Un texte d'Eugénie Vegleris

 

La nature ? Au coeur des préoccupations écologiques se trouve, non pas une réalité, mais un concept forgé aux alentours du 5ème siècle avant notre ère par les penseurs présocratiques. Phusis était le nom inventé pour désigner l'ensemble des processus constitutifs de ce qui est. Élaboré à partir du verbe phuô, qui signifie pousser, naître, faire naître, croître, le terme de phusis faisait du mouvement et du changement le principe de tout, aussi bien des choses qui apparaissent à la lumière du jour " les phénomènes " que leurs causes invisibles - leurs principes. Approfondissant l'observation des phénomènes, Aristote invente une démarche scientifique spécifique. Physique(s) est le titre donné aux investigations sur les causes dont les changements observables sont les effets. Avec Aristote, le regard sur la physis perd son innocence en devenant l'investigateur de ses modes de fonctionnement. Le concept latin de natura, forgé à partir du verbe naître, consacre cette modification.

 

En faisant de la nature son objet, la connaissance rationnelle rompt l'unité entre le vivant humain et les réalités non humaines. Situé en face des « choses » à connaître, l'homme se saisit comme une exception dans un univers qui ne pense pas. De cette scission naît l'idée que la nature « environne » le sujet pensant qui, par sa capacité de connaître, est au centre d'un milieu ». Cette idée détermine le cours de la pensée occidentale qui ne cessera de creuser la séparation. La multiplication des disciplines scientifiques va de pair avec la division croissante de la nature en domaines, affectés chacun à une branche spécialisée. Dans une conférence prophétique prononcée en 1935, Edmund Husserl[1] qualifie de barbarie la perte de l'unité du réel par le cloisonnement des savoirs. Réduit à un point de vue partiel et donc partial, le scientifique perd le lien avec la nature, lien qui alimente l'esprit critique et le bon sens. Aussi contribue-t-il à l'avènement d'un monde qui, à coup d'abstractions, finit par éliminer l'être humain.

 

Le retour à la Nature préconisé par Rousseau[2] deux siècles plus tôt était à la fois trop radical et trop poétique pour rendre les esprits attentifs aux dégâts qu'une science sans conscience pouvait entraîner. Entièrement nostalgique et pas du tout écologique, l'approche rousseauïste a sans doute empêché une prise de conscience indispensable. Faisant entière confiance aux pouvoirs de la raison, l'époque des Lumières aurait gagné à repenser le concept de « nature » en cherchant à concilier les avantages indéniables du progrès et la nécessité de tracer à ce progrès des limites.

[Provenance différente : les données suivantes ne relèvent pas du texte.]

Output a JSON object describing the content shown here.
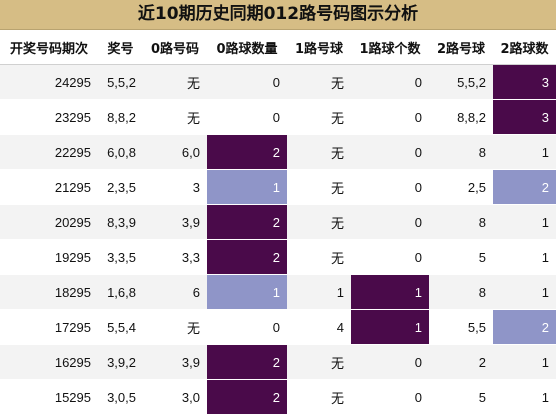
{
  "title": "近10期历史同期012路号码图示分析",
  "headers": [
    "开奖号码期次",
    "奖号",
    "0路号码",
    "0路球数量",
    "1路号球",
    "1路球个数",
    "2路号球",
    "2路球数"
  ],
  "rows": [
    {
      "cells": [
        "24295",
        "5,5,2",
        "无",
        "0",
        "无",
        "0",
        "5,5,2",
        "3"
      ],
      "hl": {
        "7": "dark"
      }
    },
    {
      "cells": [
        "23295",
        "8,8,2",
        "无",
        "0",
        "无",
        "0",
        "8,8,2",
        "3"
      ],
      "hl": {
        "7": "dark"
      }
    },
    {
      "cells": [
        "22295",
        "6,0,8",
        "6,0",
        "2",
        "无",
        "0",
        "8",
        "1"
      ],
      "hl": {
        "3": "dark"
      }
    },
    {
      "cells": [
        "21295",
        "2,3,5",
        "3",
        "1",
        "无",
        "0",
        "2,5",
        "2"
      ],
      "hl": {
        "3": "light",
        "7": "light"
      }
    },
    {
      "cells": [
        "20295",
        "8,3,9",
        "3,9",
        "2",
        "无",
        "0",
        "8",
        "1"
      ],
      "hl": {
        "3": "dark"
      }
    },
    {
      "cells": [
        "19295",
        "3,3,5",
        "3,3",
        "2",
        "无",
        "0",
        "5",
        "1"
      ],
      "hl": {
        "3": "dark"
      }
    },
    {
      "cells": [
        "18295",
        "1,6,8",
        "6",
        "1",
        "1",
        "1",
        "8",
        "1"
      ],
      "hl": {
        "3": "light",
        "5": "dark"
      }
    },
    {
      "cells": [
        "17295",
        "5,5,4",
        "无",
        "0",
        "4",
        "1",
        "5,5",
        "2"
      ],
      "hl": {
        "5": "dark",
        "7": "light"
      }
    },
    {
      "cells": [
        "16295",
        "3,9,2",
        "3,9",
        "2",
        "无",
        "0",
        "2",
        "1"
      ],
      "hl": {
        "3": "dark"
      }
    },
    {
      "cells": [
        "15295",
        "3,0,5",
        "3,0",
        "2",
        "无",
        "0",
        "5",
        "1"
      ],
      "hl": {
        "3": "dark"
      }
    }
  ],
  "colors": {
    "title_bg": "#d6bd85",
    "highlight_dark": "#4a0a4a",
    "highlight_light": "#8f95c8"
  }
}
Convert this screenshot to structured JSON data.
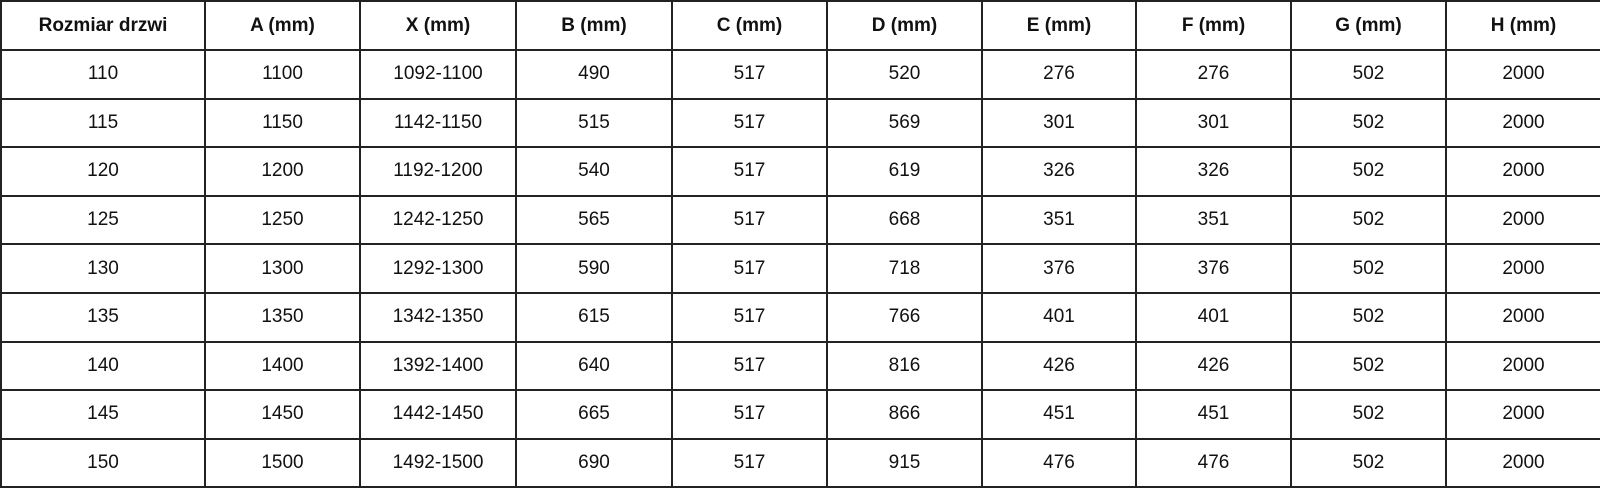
{
  "table": {
    "headers": [
      "Rozmiar drzwi",
      "A (mm)",
      "X (mm)",
      "B (mm)",
      "C (mm)",
      "D (mm)",
      "E (mm)",
      "F (mm)",
      "G (mm)",
      "H (mm)"
    ],
    "rows": [
      [
        "110",
        "1100",
        "1092-1100",
        "490",
        "517",
        "520",
        "276",
        "276",
        "502",
        "2000"
      ],
      [
        "115",
        "1150",
        "1142-1150",
        "515",
        "517",
        "569",
        "301",
        "301",
        "502",
        "2000"
      ],
      [
        "120",
        "1200",
        "1192-1200",
        "540",
        "517",
        "619",
        "326",
        "326",
        "502",
        "2000"
      ],
      [
        "125",
        "1250",
        "1242-1250",
        "565",
        "517",
        "668",
        "351",
        "351",
        "502",
        "2000"
      ],
      [
        "130",
        "1300",
        "1292-1300",
        "590",
        "517",
        "718",
        "376",
        "376",
        "502",
        "2000"
      ],
      [
        "135",
        "1350",
        "1342-1350",
        "615",
        "517",
        "766",
        "401",
        "401",
        "502",
        "2000"
      ],
      [
        "140",
        "1400",
        "1392-1400",
        "640",
        "517",
        "816",
        "426",
        "426",
        "502",
        "2000"
      ],
      [
        "145",
        "1450",
        "1442-1450",
        "665",
        "517",
        "866",
        "451",
        "451",
        "502",
        "2000"
      ],
      [
        "150",
        "1500",
        "1492-1500",
        "690",
        "517",
        "915",
        "476",
        "476",
        "502",
        "2000"
      ]
    ]
  }
}
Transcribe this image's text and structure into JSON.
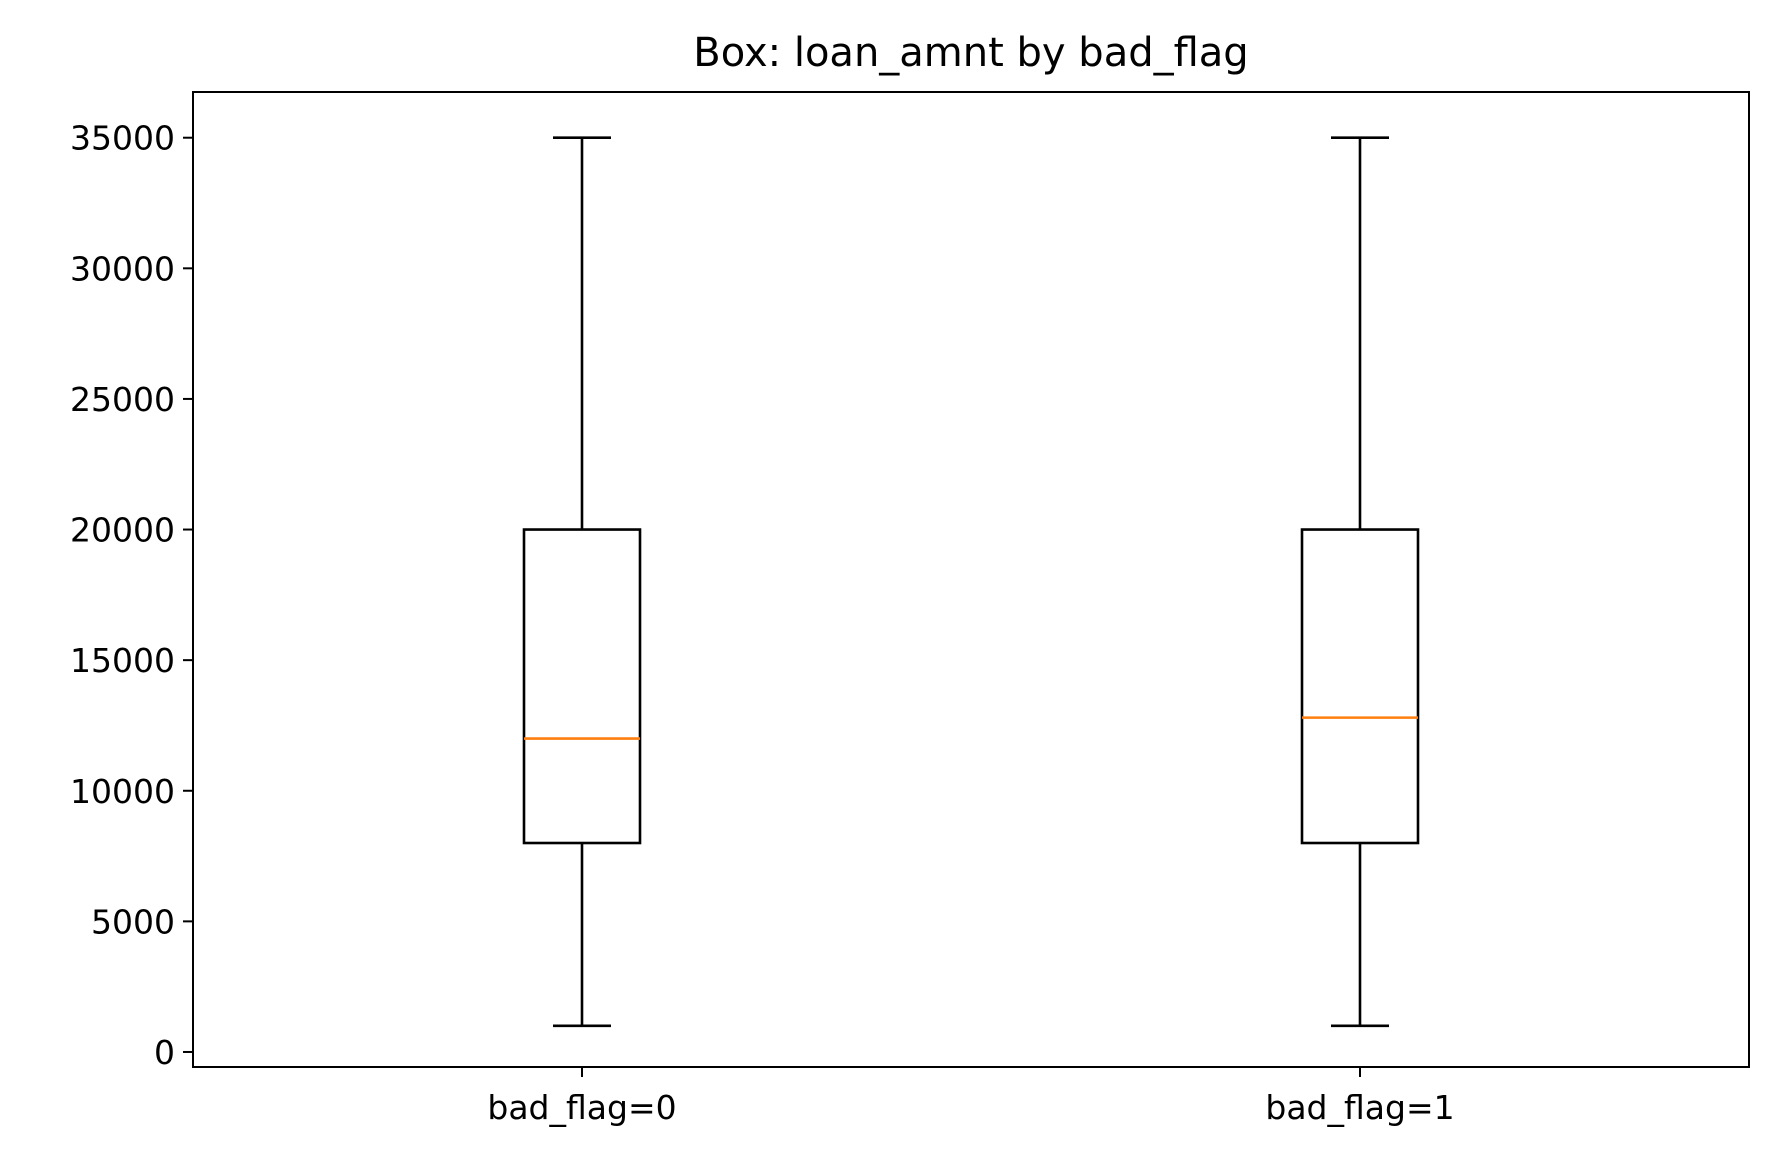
{
  "chart_data": {
    "type": "box",
    "title": "Box: loan_amnt by bad_flag",
    "xlabel": "",
    "ylabel": "",
    "categories": [
      "bad_flag=0",
      "bad_flag=1"
    ],
    "boxes": [
      {
        "label": "bad_flag=0",
        "whisker_low": 1000,
        "q1": 8000,
        "median": 12000,
        "q3": 20000,
        "whisker_high": 35000
      },
      {
        "label": "bad_flag=1",
        "whisker_low": 1000,
        "q1": 8000,
        "median": 12800,
        "q3": 20000,
        "whisker_high": 35000
      }
    ],
    "y_ticks": [
      0,
      5000,
      10000,
      15000,
      20000,
      25000,
      30000,
      35000
    ],
    "ylim": [
      -575,
      36750
    ],
    "grid": false,
    "legend": "none",
    "colors": {
      "box": "#000000",
      "whisker": "#000000",
      "median": "#ff7f0e",
      "axes": "#000000",
      "background": "#ffffff"
    }
  }
}
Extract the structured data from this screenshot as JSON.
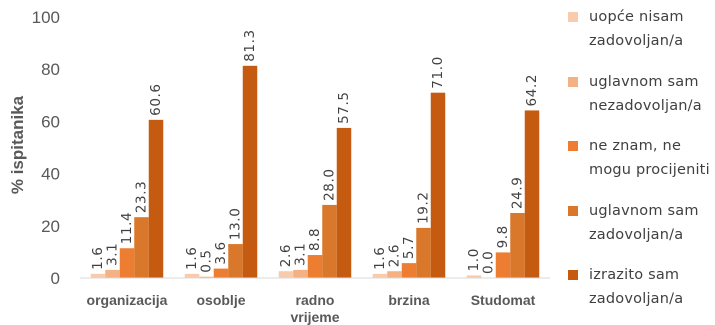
{
  "chart_data": {
    "type": "bar",
    "ylabel": "% ispitanika",
    "xlabel": "",
    "ylim": [
      0,
      100
    ],
    "yticks": [
      0,
      20,
      40,
      60,
      80,
      100
    ],
    "grid": false,
    "legend_position": "right",
    "categories": [
      "organizacija",
      "osoblje",
      "radno vrijeme",
      "brzina",
      "Studomat"
    ],
    "series": [
      {
        "name": "uopće nisam zadovoljan/a",
        "color": "#F8CBAD",
        "values": [
          1.6,
          1.6,
          2.6,
          1.6,
          1.0
        ],
        "labels": [
          "1.6",
          "1.6",
          "2.6",
          "1.6",
          "1.0"
        ]
      },
      {
        "name": "uglavnom sam nezadovoljan/a",
        "color": "#F4B183",
        "values": [
          3.1,
          0.5,
          3.1,
          2.6,
          0.0
        ],
        "labels": [
          "3.1",
          "0.5",
          "3.1",
          "2.6",
          "0.0"
        ]
      },
      {
        "name": "ne znam, ne mogu procijeniti",
        "color": "#ED7D31",
        "values": [
          11.4,
          3.6,
          8.8,
          5.7,
          9.8
        ],
        "labels": [
          "11.4",
          "3.6",
          "8.8",
          "5.7",
          "9.8"
        ]
      },
      {
        "name": "uglavnom sam zadovoljan/a",
        "color": "#D9782B",
        "values": [
          23.3,
          13.0,
          28.0,
          19.2,
          24.9
        ],
        "labels": [
          "23.3",
          "13.0",
          "28.0",
          "19.2",
          "24.9"
        ]
      },
      {
        "name": "izrazito sam zadovoljan/a",
        "color": "#C55A11",
        "values": [
          60.6,
          81.3,
          57.5,
          71.0,
          64.2
        ],
        "labels": [
          "60.6",
          "81.3",
          "57.5",
          "71.0",
          "64.2"
        ]
      }
    ]
  },
  "legend": {
    "items": [
      {
        "line1": "uopće nisam",
        "line2": "zadovoljan/a"
      },
      {
        "line1": "uglavnom sam",
        "line2": "nezadovoljan/a"
      },
      {
        "line1": "ne znam, ne",
        "line2": "mogu procijeniti"
      },
      {
        "line1": "uglavnom sam",
        "line2": "zadovoljan/a"
      },
      {
        "line1": "izrazito sam",
        "line2": "zadovoljan/a"
      }
    ]
  }
}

À défaut d'une telle réflexion, la voie fut ouverte à la situation que stigmatise Husserl. Oubliant qu'il existe une phusis par-delà nos connaissances et nos manipulations, nous avons prolongé la voie de l'abstraction intellectuelle ouverte par Aristote en chantiers d'extraction des ressources naturelles. Nous imaginant que ces ressources sont inépuisables, nous avons affiné nos instruments de forage et de prélèvement jusqu'à bouleverser les processus naturels.


 
[1] La crise de l?humanité européenne et la philosophie. Edmund Husserl, 1859-1938.
[2] Discours sur l?origine et les fondements de l?inégalité parmi les hommes, 1755. Jean-Jacques Rousseau, 1712-1778.

Le concept de culture

 

Nous voici arrivés à un point où il devient impossible de distinguer le « naturel » de nos artifices. Nos ancêtres lointains taillaient la pierre, cultivaient la terre, domestiquaient les animaux pour améliorer leurs conditions de vie en vénérant religieusement le soleil, les éléments naturels et les saisons qui rendaient ces biens possibles. Nous, oublieux de ce que la phusis a de sacré, nous intervenons dans ses processus jusqu'à en modifier le cours et la structure, la sommant de nous livrer tous ses secrets afin que nous en devenions maîtres et possesseurs. Cet oubli caractérise autant les entreprises industrielles entièrement soumises aux intérêts financiers que la majorité des mouvements écologiques. Si les premières se désintéressent de l'avenir de l'humanité sur cette planète, les seconds négligent notre histoire qui rend impossible tout retour à une production « naturelle ». Désormais, notre environnement relève tout entier de la culture.

 

Du coup, la question de notre rapport à la nature devient : comment cultivons-nous la nature ?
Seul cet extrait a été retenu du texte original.